Dazuzulernen. Mich weiter zu entwickeln.


Es vergehen Tage, manchmal Wochen, vom Beginn der Idee bis zur fertigen Arbeit. Manches taucht auch nach Jahren wieder auf und passt dann plötzlich haargenau.

Diese Dinge brauchen Zeit.

Zu viele Fragen verwirren uns.

Dann heißt es, einen Schritt zurück zu machen, genau hin zu schauen:

Worum geht es eigentlich?

Was ist mein Ziel, was will ich ausdrücken?


Antworten bekommt nur, wer auch Fragen stellt,

ob uns die Antwort dann gefällt oder nicht und was wir daraus machen,

ist unsere Sache.


Natürlich könnte ich Tassen und Teller drehen,

sie mit den mir vertrauten Glasuren glasieren…

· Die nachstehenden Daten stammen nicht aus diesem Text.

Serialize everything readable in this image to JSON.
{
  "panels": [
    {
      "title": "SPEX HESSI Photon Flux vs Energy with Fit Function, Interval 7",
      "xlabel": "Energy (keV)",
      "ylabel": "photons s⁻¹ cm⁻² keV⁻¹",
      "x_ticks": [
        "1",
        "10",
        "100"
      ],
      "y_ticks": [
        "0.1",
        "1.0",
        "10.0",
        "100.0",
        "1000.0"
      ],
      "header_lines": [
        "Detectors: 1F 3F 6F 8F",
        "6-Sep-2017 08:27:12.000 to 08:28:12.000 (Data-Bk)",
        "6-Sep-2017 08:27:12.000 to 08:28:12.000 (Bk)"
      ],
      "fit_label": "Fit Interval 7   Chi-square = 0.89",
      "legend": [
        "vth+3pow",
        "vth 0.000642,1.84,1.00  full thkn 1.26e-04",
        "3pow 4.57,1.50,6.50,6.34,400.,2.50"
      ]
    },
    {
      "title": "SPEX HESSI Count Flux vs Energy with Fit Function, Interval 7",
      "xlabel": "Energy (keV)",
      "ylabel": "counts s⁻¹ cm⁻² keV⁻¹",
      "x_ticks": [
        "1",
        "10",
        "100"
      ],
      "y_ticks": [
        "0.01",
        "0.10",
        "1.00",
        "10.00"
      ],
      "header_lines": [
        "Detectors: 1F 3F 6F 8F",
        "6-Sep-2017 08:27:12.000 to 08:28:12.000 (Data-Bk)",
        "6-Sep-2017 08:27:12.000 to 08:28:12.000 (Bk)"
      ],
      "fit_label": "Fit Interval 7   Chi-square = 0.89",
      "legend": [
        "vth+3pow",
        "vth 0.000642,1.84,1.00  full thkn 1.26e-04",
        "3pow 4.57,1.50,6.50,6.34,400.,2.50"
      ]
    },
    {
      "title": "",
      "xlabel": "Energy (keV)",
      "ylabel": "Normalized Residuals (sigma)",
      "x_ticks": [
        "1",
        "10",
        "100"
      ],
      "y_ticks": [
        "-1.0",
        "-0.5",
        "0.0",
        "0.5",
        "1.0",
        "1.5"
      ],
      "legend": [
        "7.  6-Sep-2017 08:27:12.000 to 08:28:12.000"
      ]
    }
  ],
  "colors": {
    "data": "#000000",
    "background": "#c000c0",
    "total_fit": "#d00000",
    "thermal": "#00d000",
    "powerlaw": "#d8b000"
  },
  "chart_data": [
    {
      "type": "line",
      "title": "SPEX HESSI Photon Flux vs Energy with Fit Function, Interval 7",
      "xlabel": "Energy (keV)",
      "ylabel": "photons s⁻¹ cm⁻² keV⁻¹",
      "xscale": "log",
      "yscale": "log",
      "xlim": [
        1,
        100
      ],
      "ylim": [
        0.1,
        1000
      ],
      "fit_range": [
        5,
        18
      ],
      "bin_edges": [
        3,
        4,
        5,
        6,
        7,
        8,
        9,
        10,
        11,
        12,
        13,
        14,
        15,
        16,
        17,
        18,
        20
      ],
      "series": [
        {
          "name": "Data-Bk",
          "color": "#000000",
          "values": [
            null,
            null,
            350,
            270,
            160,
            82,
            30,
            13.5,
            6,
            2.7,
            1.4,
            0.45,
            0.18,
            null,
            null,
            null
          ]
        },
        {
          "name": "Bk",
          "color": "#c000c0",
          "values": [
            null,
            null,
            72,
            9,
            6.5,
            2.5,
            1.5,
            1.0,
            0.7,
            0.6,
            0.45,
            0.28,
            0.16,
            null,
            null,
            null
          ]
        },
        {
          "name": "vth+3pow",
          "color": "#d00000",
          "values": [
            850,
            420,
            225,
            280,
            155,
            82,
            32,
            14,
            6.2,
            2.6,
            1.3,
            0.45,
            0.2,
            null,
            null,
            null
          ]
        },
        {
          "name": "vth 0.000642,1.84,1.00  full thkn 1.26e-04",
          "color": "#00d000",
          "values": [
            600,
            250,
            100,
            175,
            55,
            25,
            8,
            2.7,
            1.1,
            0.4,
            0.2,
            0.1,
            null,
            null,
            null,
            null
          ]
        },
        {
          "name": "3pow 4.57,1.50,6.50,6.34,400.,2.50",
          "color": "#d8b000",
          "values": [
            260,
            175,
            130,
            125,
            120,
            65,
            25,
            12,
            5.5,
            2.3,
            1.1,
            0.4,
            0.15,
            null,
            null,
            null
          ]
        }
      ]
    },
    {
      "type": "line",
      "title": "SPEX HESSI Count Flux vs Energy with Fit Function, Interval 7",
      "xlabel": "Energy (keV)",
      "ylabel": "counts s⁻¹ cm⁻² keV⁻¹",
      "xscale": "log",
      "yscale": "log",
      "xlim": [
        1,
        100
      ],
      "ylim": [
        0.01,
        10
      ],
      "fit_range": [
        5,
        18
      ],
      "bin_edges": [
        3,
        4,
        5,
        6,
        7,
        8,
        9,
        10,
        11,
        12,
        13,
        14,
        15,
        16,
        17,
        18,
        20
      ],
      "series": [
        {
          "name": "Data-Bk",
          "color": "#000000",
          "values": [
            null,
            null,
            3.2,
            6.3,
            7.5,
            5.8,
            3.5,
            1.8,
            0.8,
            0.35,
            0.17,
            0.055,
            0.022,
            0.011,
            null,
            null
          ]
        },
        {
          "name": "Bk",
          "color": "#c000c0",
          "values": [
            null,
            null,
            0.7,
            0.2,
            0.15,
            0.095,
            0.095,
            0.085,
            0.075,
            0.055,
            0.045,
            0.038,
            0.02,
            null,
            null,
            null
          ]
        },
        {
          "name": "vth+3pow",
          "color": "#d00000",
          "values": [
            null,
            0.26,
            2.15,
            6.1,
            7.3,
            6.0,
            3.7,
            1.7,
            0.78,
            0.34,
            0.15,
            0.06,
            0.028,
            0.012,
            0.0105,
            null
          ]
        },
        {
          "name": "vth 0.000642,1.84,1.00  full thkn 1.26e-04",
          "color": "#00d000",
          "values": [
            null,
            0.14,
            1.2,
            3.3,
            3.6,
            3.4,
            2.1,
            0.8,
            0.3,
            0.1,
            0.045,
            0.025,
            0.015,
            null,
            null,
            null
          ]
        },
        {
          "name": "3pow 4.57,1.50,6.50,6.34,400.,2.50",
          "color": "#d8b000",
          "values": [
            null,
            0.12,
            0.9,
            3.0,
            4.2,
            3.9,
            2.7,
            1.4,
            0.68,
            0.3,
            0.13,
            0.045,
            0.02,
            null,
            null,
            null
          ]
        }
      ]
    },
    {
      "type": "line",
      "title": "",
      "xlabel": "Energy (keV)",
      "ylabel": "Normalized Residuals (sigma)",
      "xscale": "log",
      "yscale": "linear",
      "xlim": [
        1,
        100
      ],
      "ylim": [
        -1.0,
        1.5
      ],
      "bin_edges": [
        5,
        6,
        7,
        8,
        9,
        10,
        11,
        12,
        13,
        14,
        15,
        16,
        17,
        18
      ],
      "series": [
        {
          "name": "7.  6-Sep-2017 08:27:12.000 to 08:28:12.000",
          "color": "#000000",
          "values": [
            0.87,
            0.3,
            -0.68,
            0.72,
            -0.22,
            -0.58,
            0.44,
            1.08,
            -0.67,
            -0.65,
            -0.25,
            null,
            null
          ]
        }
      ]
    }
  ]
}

alles so lassen, wie es ist, den gewohnten Weg gehen.

Tu ich ja auch.

Mit Vergnügen und auch mit Erfolg.


Aber.

Die Ideen, die Fragen, die vielen Möglichkeiten, die es gibt,

und die Herausforderung, sich dem hinzugeben ohne sich zu verlieren,

um den eigenen – wenn auch kurvigen – Weg zu gehen, ist so viel spannender.


Wir Keramiker haben es wirklich gut.